|Department of Public Information • News and Media Division • New York|
We Are on Cusp of History; Future Begins Today in Copenhagen, Secretary-General
Says in Opening Remarks to High-level Segment of Climate Change Conference
Following are UN Secretary-General Ban Ki-moon’s opening remarks at the United Nations Framework Convention on Climate Change COP15 High-Level Segment in Copenhagen today, 15 December:
Before we begin, let us pause to reflect on how far we have come to this defining moment in history. Many said this day would never come. For years, sceptics called climate change a myth. The science has proved them wrong.
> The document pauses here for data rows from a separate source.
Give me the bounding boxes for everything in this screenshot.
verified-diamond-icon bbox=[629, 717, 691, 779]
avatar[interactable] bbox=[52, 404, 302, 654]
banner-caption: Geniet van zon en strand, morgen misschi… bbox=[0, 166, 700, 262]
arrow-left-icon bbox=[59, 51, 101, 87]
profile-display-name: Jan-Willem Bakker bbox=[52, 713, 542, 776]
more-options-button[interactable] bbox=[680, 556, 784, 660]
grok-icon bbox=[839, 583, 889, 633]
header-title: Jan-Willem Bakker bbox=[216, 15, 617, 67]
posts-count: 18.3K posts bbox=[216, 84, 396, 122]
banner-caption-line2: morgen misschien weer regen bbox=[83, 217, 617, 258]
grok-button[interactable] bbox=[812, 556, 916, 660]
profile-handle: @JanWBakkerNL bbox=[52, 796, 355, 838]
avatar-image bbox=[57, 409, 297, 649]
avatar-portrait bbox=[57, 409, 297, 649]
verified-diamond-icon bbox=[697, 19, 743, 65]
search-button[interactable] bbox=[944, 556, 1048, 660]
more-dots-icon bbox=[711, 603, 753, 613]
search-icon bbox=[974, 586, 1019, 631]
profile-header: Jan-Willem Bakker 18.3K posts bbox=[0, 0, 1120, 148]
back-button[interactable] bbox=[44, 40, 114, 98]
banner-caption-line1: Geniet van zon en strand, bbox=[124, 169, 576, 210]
Two years ago, they wrote off our efforts to launch a new climate negotiation. And yet, in Bali, we gave them a road map to Copenhagen. As recently as a month ago, they again cast doubts. “Copenhagen will fail,” they said. The road is too hard, the difficulties too large.
We are here today to write a different future. More than 130 Heads of State and Government have confirmed their presence in Copenhagen –- that is a clear proof that climate change has risen to the top of the international agenda. Every day brings new commitments to our cause –- from industrialized countries, emerging economies and developing countries alike.
We know what we must do. We know what the world expects. Our job, here and now, is to seal a deal … a deal in our common interest. A deal that reduces greenhouse gas emissions …. that protects the most vulnerable … that ushers in a new era of clean development and green growth for all.
Now is the time. For three years I have sought to bring world leaders to the table to solve climate change. Now they are coming. Three years of effort have come down to three days of negotiations and three days of action.
From my first day in office, I have spoken out about climate change. It is the defining challenge of our era. No issue is more fundamental to the global challenges we face –- reducing poverty … maintaining economic growth … ensuring peace and stability.
The evidence assaults us: melting ice caps, advancing deserts, rising sea levels. We have a chance … a real chance … here and now … to change the course of our history. The momentum is there. We see it from all sectors of our society. Business people … civic leaders … religious leaders … and young people.
Two months ago, I convened a summit meeting on climate change at the General Assembly in New York. Many of you were there. You will remember the young people, from around the world, reaching out to us at the time. “Show us change,” they asked. “Show us leadership.”
We are here today to seal a deal on climate change. To forge an agreement that all nations can embrace. An agreement that is fair … ambitious … and comprehensive. That acknowledges the demands of science … that involves all countries working to limit global temperature rise to within 2° C … that charts a path for green growth and strengthens our ability to adapt to inevitable climate changes.
We all know what this means: First, more ambitious midterm mitigation targets from industrialized countries. Second, more action by developing countries to limit emissions growth below “business as usual”. Third, an adaptation framework for all countries. Fourth, financing and technology support. Fifth, transparent and equitable governance that gives all countries a voice.
Financing will be the key, particularly in helping the poorest countries. That is why we can welcome the emerging consensus among developed countries to provide approximately $10 billion dollars annually for the next three years to the Copenhagen Launch Fund. With this money, we can deliver real results … strengthen climate resilience … limit deforestation … “jump-start” low emissions growth.
But a fast start is just that, a start. $10 billion annually will not solve all our problems. Here in Copenhagen we must also address medium- and long-term financing scaled up to needs. We cannot leave here without an understanding of how we will proceed on this vital question.
As I say, we have come a long, long way. Let us not falter in the home-stretch. Our goal is to lay the foundation for a legally binding climate treaty as early as possible in 2010. We do not have another year to deliberate. Nature does not negotiate with us.
I understand that every leader coming to Copenhagen faces domestic pressures and domestic politics. I also know that the legitimate concerns of the most vulnerable remain. Ambition levels are not sufficient. But every citizen’s well-being is at stake if we do not muster a truly global response. Now.
The time for maximalist negotiating positions is over. The time for unreasonable demands and pressure on your negotiating partners is over. The time for consensus has arrived. No one will get everything they want in this negotiation. But if we work together and get a deal, everyone will get what they need.
The stronger the agreement here in Copenhagen, the sooner it can be transformed into a legally binding treaty. Until we get such an agreement, the Kyoto Protocol remains the only legally binding instrument that captures reduction commitments. As such it must be maintained.
These talks in Copenhagen are among the most complex and ambitious ever to be undertaken by the world community. In sheer sweep and consequence, they are as momentous as the negotiations that created our great United Nations -- and built our modern era -- from the ashes of war more than sixty years ago.
Once again we are on the cusp of history. Once again we are present at the opening of a new era. Our future begins today. Here in Copenhagen.
Thank you very much for your commitment.